第219話 葵と過ごす、クリスマスイブ①
「ゆうくん。この指輪、ありがとね。すっごく、すっごく可愛い。……これって、日鞠ちゃんが選んだの?」
2人でゆっくりご飯を食べていると、あおいがそう言ってきた。
「ううん、違うよ。日鞠ちゃんじゃなくて、俺が選んだんだ。日鞠ちゃんに、『大切なのは気持ちです。』って言われちゃってさ。」
本当は、本当は日鞠ちゃんに、可愛いものを、葵に選ぶものを選んでもらおうと思ってた。でも、あの言葉があったから、日鞠ちゃんがああ言ってくれたから、自分で選ぼうと、あおいのために、自分で選ぼうと思えた。
「そっか〜、ゆうくんが選んでくれたんだ〜。」
指輪を優しく撫でながら、あおいはそういう。
「日鞠ちゃんに選んでもらった方がよかった?」
あおいがこの質問に、どう答えるかなんかわかってる。

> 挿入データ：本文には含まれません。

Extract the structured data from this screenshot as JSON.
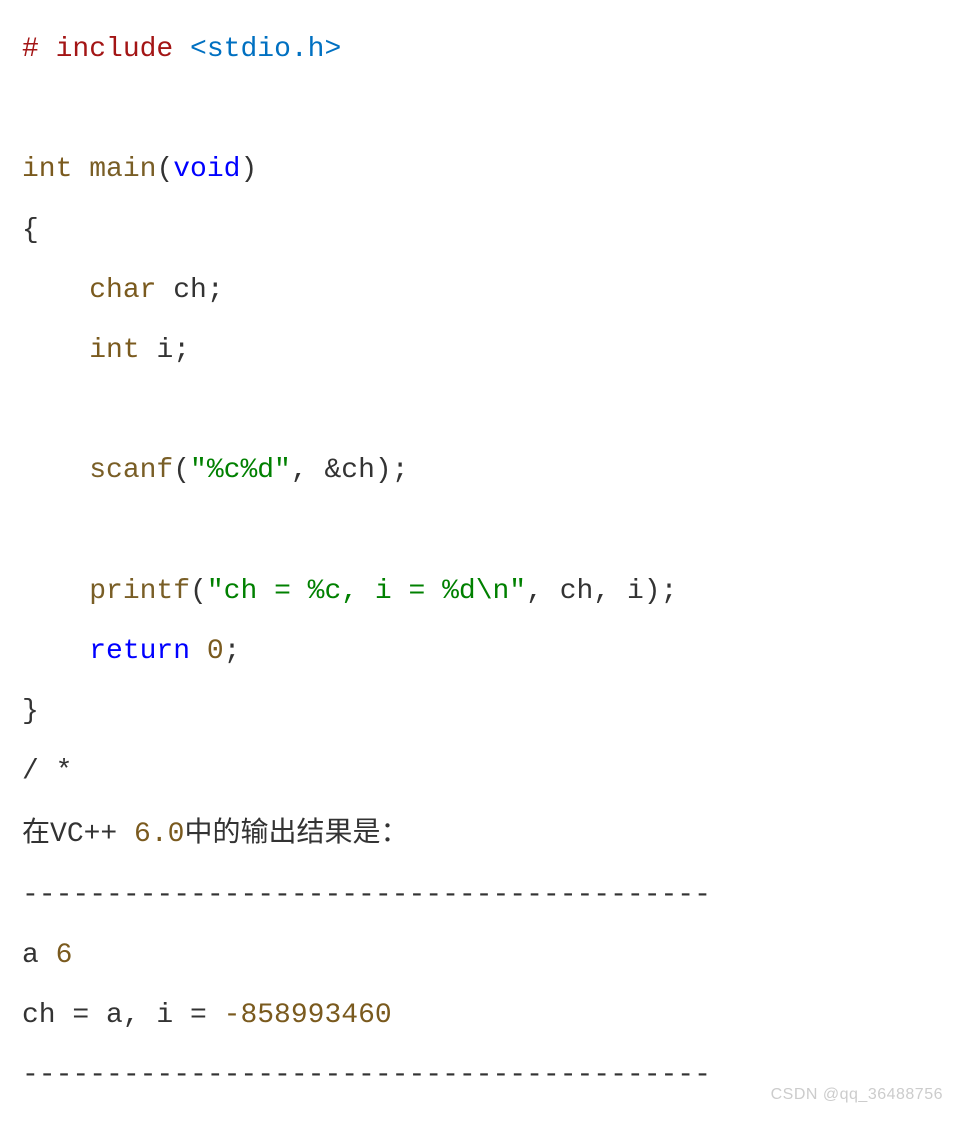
{
  "code": {
    "preproc_hash": "#",
    "preproc_word": " include ",
    "include_open": "<",
    "include_file": "stdio.h",
    "include_close": ">",
    "kw_int": "int",
    "fn_main": " main",
    "main_args_open": "(",
    "kw_void": "void",
    "main_args_close": ")",
    "brace_open": "{",
    "indent": "    ",
    "kw_char": "char",
    "var_ch": " ch",
    "semi": ";",
    "kw_int2": "int",
    "var_i": " i",
    "fn_scanf": "scanf",
    "paren_open": "(",
    "str_scanf": "\"%c%d\"",
    "comma_sp": ", ",
    "amp_ch": "&ch",
    "paren_close": ")",
    "fn_printf": "printf",
    "str_printf": "\"ch = %c, i = %d\\n\"",
    "arg_ch": "ch",
    "arg_i": "i",
    "kw_return": "return",
    "num_zero": " 0",
    "brace_close": "}",
    "comment_open": "/ *",
    "cn_prefix": "在",
    "vcpp": "VC++ ",
    "ver": "6.0",
    "cn_suffix": "中的输出结果是：",
    "dashes": "-----------------------------------------",
    "out_a": "a ",
    "out_6": "6",
    "out_ch_eq": "ch = a, i = ",
    "out_val": "-858993460"
  },
  "watermark": "CSDN @qq_36488756"
}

だってあおいのは、嬉しそうな顔、優しい目をしているんだから。あのあおいの姿をみれば、誰だって簡単にわかるだろう。
「ううん。ゆうくんに選んでもらえてよかったよ。」
ほらね?言ったでしょ?
……え?わかってるなら聞くなって?いや、それはね。あの〜、なんていいますか……。わかっていても、あおいの言葉で、聞きたくなっちゃうものなのです。はい。
「ちなみにゆうくん。これ、いくらくらいしたの?」
「……それを、聞いちゃいますか?」
いや、まあ別に高くないけどね。だってバイトもしてない高校生が買える値段だし。お年玉15年分って言っても、普通にラノベとかに使ってるからね?俺。
「……それじゃあ、やめておくよ。」
よし、なんとか値段の話は乗り切れたぞ。……まあ別に、話してもよかったけれどね。でもやっぱり、プレゼントは値段じゃないっていうじゃん?……知らんけど。